その他の事業につきましては、流通及びサービス業等でありますが、売上高は、前年同期比3億8千5百万円(59.5%)増収の10億3千2百万円、営業利益は、前年同期比1千5百万円(88.1%)増益の3千3百万円となりました。
(2)財政状態当第1四半期連結会計期間末の総資産は、前連結会計年度末に比べ2億2千2百万円減少し、1,320億9千7百万円となりました。これは売上増による債権増や生産増による棚卸資産が増加した一方で、政策保有株式売却により投資有価証券が減少したことによるものであります。当第1四半期連結会計期間末の負債総額は、前連結会計年度末に比べて15億7千3百万円減少し、858億5千3百万円となりました。これは仕入債務及び未払消費税等が減少したことによるものであります。当第1四半期連結会計期間末の純資産は、前連結会計年度末に比べて13億5千万円増加し、462億4千4百万円となりました。これは主に売上増により増益となったことで利益剰余金が増加したことによるものであります。
(3)研究開発活動当第1四半期連結累計期間の研究開発費の総額は2億7千7百万円であります。なお、当第1四半期連結累計期間において当社グループの研究開発活動の状況に重要な変更はありません。

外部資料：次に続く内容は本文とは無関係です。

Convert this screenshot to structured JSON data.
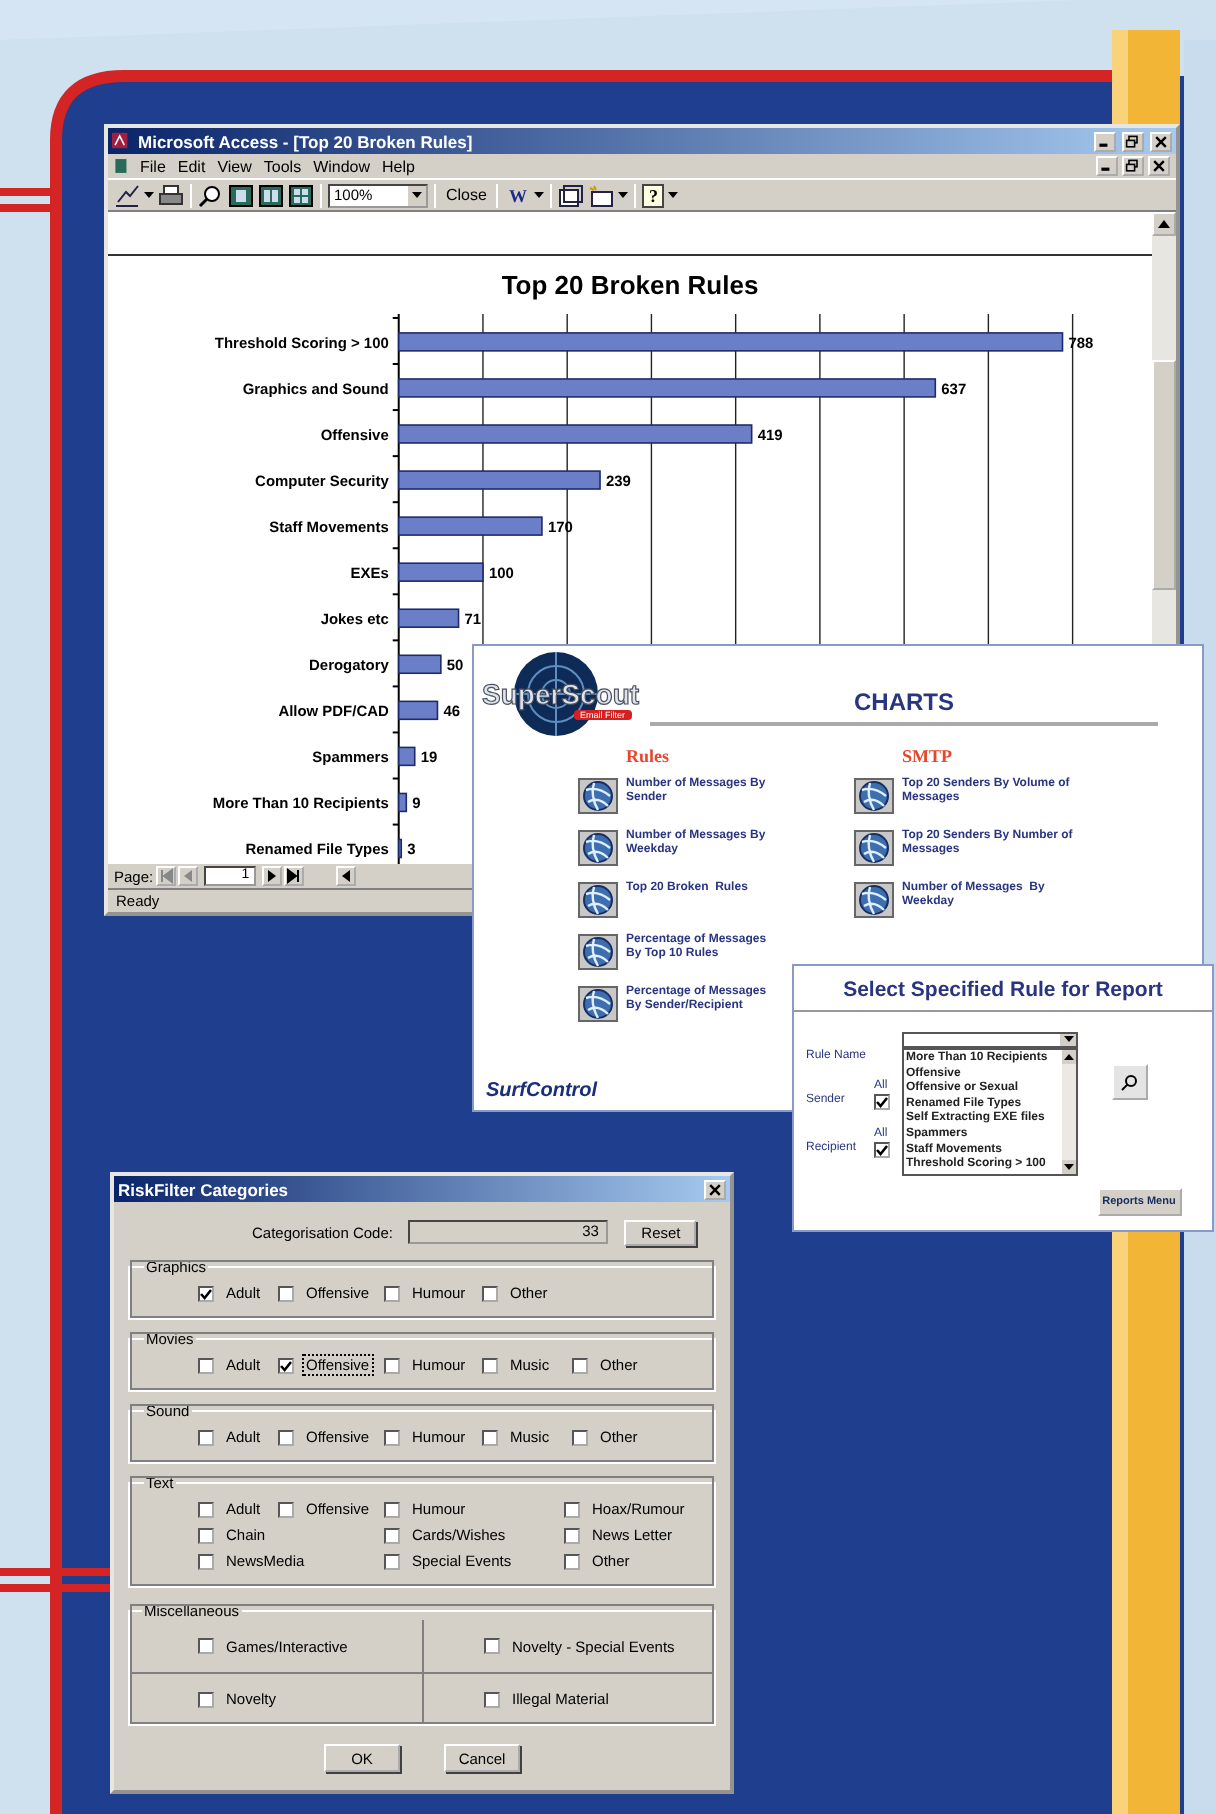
{
  "access_window": {
    "title": "Microsoft Access - [Top 20 Broken Rules]",
    "menu": [
      "File",
      "Edit",
      "View",
      "Tools",
      "Window",
      "Help"
    ],
    "toolbar": {
      "zoom": "100%",
      "close": "Close",
      "export_glyph": "W",
      "help_glyph": "?"
    },
    "report": {
      "chart_data": {
        "type": "bar",
        "orientation": "horizontal",
        "title": "Top 20 Broken Rules",
        "xlim": [
          0,
          800
        ],
        "data_labels": true,
        "categories": [
          "Threshold Scoring > 100",
          "Graphics and Sound",
          "Offensive",
          "Computer Security",
          "Staff Movements",
          "EXEs",
          "Jokes etc",
          "Derogatory",
          "Allow PDF/CAD",
          "Spammers",
          "More Than 10 Recipients",
          "Renamed File Types"
        ],
        "series": [
          {
            "color": "#6b7fc8",
            "values": [
              788,
              637,
              419,
              239,
              170,
              100,
              71,
              50,
              46,
              19,
              9,
              3
            ]
          }
        ]
      }
    },
    "page_nav": {
      "label": "Page:",
      "value": "1"
    },
    "status": "Ready"
  },
  "charts_window": {
    "logo": "SuperScout",
    "logo_badge": "Email Filter",
    "title": "CHARTS",
    "brand": "SurfControl",
    "columns": [
      {
        "heading": "Rules",
        "items": [
          "Number of Messages By Sender",
          "Number of Messages By Weekday",
          "Top 20 Broken  Rules",
          "Percentage of Messages By Top 10 Rules",
          "Percentage of Messages By Sender/Recipient"
        ]
      },
      {
        "heading": "SMTP",
        "items": [
          "Top 20 Senders By Volume of Messages",
          "Top 20 Senders By Number of Messages",
          "Number of Messages  By Weekday"
        ]
      }
    ]
  },
  "rule_window": {
    "title": "Select Specified Rule for Report",
    "rule_label": "Rule Name",
    "filters": [
      {
        "label": "Sender",
        "all_label": "All",
        "checked": true
      },
      {
        "label": "Recipient",
        "all_label": "All",
        "checked": true
      }
    ],
    "list": [
      "More Than 10 Recipients",
      "Offensive",
      "Offensive or Sexual",
      "Renamed File Types",
      "Self Extracting EXE files",
      "Spammers",
      "Staff Movements",
      "Threshold Scoring > 100"
    ],
    "button": "Reports Menu"
  },
  "riskfilter": {
    "title": "RiskFilter Categories",
    "code_label": "Categorisation Code:",
    "code": "33",
    "reset": "Reset",
    "groups": [
      {
        "title": "Graphics",
        "rows": [
          [
            {
              "label": "Adult",
              "checked": true
            },
            {
              "label": "Offensive",
              "checked": false
            },
            {
              "label": "Humour",
              "checked": false
            },
            {
              "label": "Other",
              "checked": false
            }
          ]
        ]
      },
      {
        "title": "Movies",
        "rows": [
          [
            {
              "label": "Adult",
              "checked": false,
              "focused": false
            },
            {
              "label": "Offensive",
              "checked": true,
              "focused": true
            },
            {
              "label": "Humour",
              "checked": false,
              "focused": false
            },
            {
              "label": "Music",
              "checked": false,
              "focused": false
            },
            {
              "label": "Other",
              "checked": false,
              "focused": false
            }
          ]
        ]
      },
      {
        "title": "Sound",
        "rows": [
          [
            {
              "label": "Adult",
              "checked": false
            },
            {
              "label": "Offensive",
              "checked": false
            },
            {
              "label": "Humour",
              "checked": false
            },
            {
              "label": "Music",
              "checked": false
            },
            {
              "label": "Other",
              "checked": false
            }
          ]
        ]
      },
      {
        "title": "Text",
        "rows": [
          [
            {
              "label": "Adult",
              "checked": false
            },
            {
              "label": "Offensive",
              "checked": false
            },
            {
              "label": "Humour",
              "checked": false
            },
            {
              "label": "Hoax/Rumour",
              "checked": false
            }
          ],
          [
            {
              "label": "Chain",
              "checked": false
            },
            "",
            {
              "label": "Cards/Wishes",
              "checked": false
            },
            {
              "label": "News Letter",
              "checked": false
            }
          ],
          [
            {
              "label": "NewsMedia",
              "checked": false
            },
            "",
            {
              "label": "Special Events",
              "checked": false
            },
            {
              "label": "Other",
              "checked": false
            }
          ]
        ]
      }
    ],
    "misc": {
      "title": "Miscellaneous",
      "options": [
        {
          "label": "Games/Interactive",
          "checked": false
        },
        {
          "label": "Novelty - Special Events",
          "checked": false
        },
        {
          "label": "Novelty",
          "checked": false
        },
        {
          "label": "Illegal Material",
          "checked": false
        }
      ]
    },
    "buttons": [
      "OK",
      "Cancel"
    ]
  }
}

(4)生産、受注及び販売の状況当第1四半期連結累計期間における生産実績及び販売実績をセグメントごとに示すと、次のとおりであります。① 生産実績
セグメントの名称
生産高(百万円)
前年同期比(%)
特殊鋼鋼材事業
14,525
48.4
ばね事業
7,986
58.6
素形材事業
2,728
74.6
機器装置事業
1,983
△ 15.8
合計
27,223
45.3
(注)金額は販売価格によっております。
② 販売実績
セグメントの名称
販売高(百万円)
前年同期比(%)
特殊鋼鋼材事業
18,214
―
ばね事業
10,827
―
素形材事業
2,624
―
機器装置事業
1,968
―
その他の事業
1,032
―
調整額
(△2,881)
―
合計
31,786
―
(注)「収益認識に関する会計基準」(企業会計基準第29号2020年3月31日)等を当第1四半期連結会計期間の期首から適用しており、2022年3月期第1四半期に係る各数値については、当該会計基準等を適用した後の数値となっており、対前年同四半期増減率は記載しておりません。
(5)資本の財源及び資金の流動性① 資金需要当社グループの資金需要のうち主なものは、製品製造のための材料や部品の購入、及び設備投資によるものであります。
② 財務政策当社グループは、設備投資を厳選して実施することで財務の健全性を保ちながら、営業活動によるキャッシュ・フロー収入を基本に、将来必要な運転資金及び設備資金を調達していく考えであります。